Out of the Wild, by Sarah Beth Durst: Sequel to Into the Wild, which I read a few months ago—not the Everest book, but a clever YA riff on fairy tales. The sequel was equally inventive and enjoyable, but didn’t leave me wanting more like the McKay book did.
Wednesday, February 18, 2009
SAFFY’S ANGEL
This is the first book in a YA series by Hilary McKay about the eccentric Casson family. It’s in the same old-fashioned, precocious, gently loony vein as Jeanne Birdsall’s Penderwicks books, but a bit more complex and mature. I picked it up on a whim after hearing nothing but glowing mentions on book blogs, was skeptical for the first few chapters (the title and plot sounded suspiciously cheesy), then found myself utterly caught up and placing the rest of the series on hold at the library (I have already read the next one, actually). These books feel so much like all the charming vintage messy-large-family classics I loved in my youth, it’s disconcerting to be reminded that they were all written in the last eight years, complete with occasional references to e-mail and cell phones (still, as with the Penderwicks, TV barely seems to exist for these kids; they have much better things to do).

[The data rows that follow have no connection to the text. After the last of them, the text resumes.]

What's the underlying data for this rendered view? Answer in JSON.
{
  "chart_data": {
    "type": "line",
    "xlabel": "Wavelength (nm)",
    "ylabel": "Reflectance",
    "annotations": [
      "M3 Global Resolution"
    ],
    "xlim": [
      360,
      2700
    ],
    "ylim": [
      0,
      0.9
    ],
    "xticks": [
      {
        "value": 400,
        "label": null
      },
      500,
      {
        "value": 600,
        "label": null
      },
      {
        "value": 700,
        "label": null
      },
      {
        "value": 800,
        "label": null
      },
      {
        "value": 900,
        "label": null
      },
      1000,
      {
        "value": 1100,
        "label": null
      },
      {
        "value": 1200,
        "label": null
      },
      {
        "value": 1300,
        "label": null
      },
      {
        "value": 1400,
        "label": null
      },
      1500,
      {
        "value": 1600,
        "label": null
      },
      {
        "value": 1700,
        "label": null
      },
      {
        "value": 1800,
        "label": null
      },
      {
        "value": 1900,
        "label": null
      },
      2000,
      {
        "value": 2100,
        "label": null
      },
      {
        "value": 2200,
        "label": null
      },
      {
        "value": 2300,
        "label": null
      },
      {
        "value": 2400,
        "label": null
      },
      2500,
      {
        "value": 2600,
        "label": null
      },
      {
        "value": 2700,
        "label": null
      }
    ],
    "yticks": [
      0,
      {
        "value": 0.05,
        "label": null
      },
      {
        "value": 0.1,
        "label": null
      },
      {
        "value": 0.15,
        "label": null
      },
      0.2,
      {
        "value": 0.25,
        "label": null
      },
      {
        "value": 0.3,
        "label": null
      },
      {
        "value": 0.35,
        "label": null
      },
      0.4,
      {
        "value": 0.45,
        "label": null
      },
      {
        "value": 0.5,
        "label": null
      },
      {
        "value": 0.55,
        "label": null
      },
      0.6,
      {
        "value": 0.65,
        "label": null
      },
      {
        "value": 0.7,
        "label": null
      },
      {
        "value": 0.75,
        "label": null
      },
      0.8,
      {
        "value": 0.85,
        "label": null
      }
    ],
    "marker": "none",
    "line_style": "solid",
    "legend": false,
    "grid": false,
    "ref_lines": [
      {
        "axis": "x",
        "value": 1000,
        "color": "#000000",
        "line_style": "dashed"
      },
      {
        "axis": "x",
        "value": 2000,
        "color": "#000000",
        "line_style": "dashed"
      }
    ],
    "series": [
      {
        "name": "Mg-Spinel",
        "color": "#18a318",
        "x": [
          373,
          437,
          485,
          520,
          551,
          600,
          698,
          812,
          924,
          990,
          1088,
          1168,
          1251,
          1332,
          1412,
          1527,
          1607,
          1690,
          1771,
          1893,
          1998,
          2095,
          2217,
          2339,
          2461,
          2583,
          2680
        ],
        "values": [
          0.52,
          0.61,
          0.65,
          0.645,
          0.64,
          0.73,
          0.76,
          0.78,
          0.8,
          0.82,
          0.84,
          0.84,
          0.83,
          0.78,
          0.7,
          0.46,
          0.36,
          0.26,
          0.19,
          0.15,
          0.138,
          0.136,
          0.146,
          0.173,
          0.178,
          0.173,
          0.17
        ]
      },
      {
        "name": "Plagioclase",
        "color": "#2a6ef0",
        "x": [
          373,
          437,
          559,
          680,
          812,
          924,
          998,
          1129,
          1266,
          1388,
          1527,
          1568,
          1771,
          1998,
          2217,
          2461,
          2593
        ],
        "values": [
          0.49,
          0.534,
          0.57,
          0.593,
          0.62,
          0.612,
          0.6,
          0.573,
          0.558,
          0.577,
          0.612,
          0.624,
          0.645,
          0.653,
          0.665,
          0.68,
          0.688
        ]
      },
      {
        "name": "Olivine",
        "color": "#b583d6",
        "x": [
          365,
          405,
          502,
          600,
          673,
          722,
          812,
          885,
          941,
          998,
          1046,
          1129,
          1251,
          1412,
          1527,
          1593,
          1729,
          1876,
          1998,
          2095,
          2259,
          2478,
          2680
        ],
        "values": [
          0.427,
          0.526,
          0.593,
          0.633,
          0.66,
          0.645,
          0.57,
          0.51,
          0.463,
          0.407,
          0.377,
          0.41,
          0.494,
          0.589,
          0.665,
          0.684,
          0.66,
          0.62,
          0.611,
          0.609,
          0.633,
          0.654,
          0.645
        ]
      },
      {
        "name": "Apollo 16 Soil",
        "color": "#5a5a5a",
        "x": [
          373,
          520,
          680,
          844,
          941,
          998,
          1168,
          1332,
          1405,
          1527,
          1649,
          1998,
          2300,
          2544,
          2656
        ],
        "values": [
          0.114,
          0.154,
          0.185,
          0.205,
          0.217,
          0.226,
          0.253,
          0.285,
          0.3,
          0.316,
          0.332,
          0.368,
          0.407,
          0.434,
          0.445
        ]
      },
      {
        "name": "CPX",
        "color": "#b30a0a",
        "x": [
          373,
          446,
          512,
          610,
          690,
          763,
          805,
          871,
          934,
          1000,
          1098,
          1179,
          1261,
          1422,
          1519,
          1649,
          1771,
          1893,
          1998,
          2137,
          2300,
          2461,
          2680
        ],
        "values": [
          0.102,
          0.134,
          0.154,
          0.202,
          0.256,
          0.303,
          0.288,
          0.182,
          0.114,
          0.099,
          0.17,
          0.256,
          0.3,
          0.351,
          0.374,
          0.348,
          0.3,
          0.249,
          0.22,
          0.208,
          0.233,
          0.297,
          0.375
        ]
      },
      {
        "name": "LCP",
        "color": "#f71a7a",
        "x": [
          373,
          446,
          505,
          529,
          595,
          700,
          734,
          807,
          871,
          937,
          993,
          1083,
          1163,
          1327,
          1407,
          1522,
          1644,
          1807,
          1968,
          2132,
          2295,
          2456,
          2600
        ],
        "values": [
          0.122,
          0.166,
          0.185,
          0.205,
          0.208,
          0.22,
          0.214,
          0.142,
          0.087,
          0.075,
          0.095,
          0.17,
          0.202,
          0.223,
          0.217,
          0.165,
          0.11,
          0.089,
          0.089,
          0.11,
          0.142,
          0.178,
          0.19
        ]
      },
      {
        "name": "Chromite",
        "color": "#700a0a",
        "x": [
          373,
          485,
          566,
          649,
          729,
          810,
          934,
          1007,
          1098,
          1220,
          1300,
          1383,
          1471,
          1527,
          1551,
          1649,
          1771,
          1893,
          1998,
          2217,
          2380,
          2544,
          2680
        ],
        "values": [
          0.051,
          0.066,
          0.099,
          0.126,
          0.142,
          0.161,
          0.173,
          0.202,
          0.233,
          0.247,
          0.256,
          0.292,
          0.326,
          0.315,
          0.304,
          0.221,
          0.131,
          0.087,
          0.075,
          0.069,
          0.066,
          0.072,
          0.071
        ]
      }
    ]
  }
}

SHAKESPEARE WROTE FOR MONEY
An excellent Christmas gift from S and the last (sniff!) of Nick Hornby’s fabulous “Stuff I’ve Been Reading” columns for The Believer (after The Polysyllabic Spree and Housekeeping vs. the Dirt). Hornby is such a smart and entertaining nonfiction writer, I’ll gladly read his descriptions of just about anything, from soccer (Fever Pitch) to songs (Songbook), but he is, foremost, a reader after my own heart—full of both joy and exasperation at how many books there are in the world, sometimes doubting and rationalizing and restrategizing his course, sometimes following his curiosity, both enjoying and lamenting the way one book can unexpectedly lead you to another and another. Even though I’ve read very few of the books he writes about, I can completely identify with his meditations on reading in general, and I’ll miss his comfortable, casual Believer voice (with its hilarious running-gag allusions to the magazine’s editorial board, “the Polysyllabic Spree, the forty-seven literature-loving, unnervingly even-tempered yet unsmiling young men and women who remove all the good jokes from this column every month”).
CORALINE
I saw the movie a few months ago and really liked it, so of course I had to track down the book and see what was different. As usual, the book was better, although the amazing animation in the movie (which made the Other Mother even more terrifying than Neil Gaiman’s description) makes it a closer call than you might expect. The movie does have one huge difference, however: it adds a male friend for Coraline who (although he does serve a few interesting functions in the story) ends up detracting from her independence/bravery/self-reliance as shown in the book. I don’t think it was as much of a “Why does the strong female character have to get saved by a boy?” travesty as some fans of the book would have you believe, but I’m not sure such a big change was necessary. The book didn’t blow me away, but it was efficient and nicely Gothic-creepy, and had a great central character. This was my first Gaiman book (I know) and I’ll probably seek out more down the road.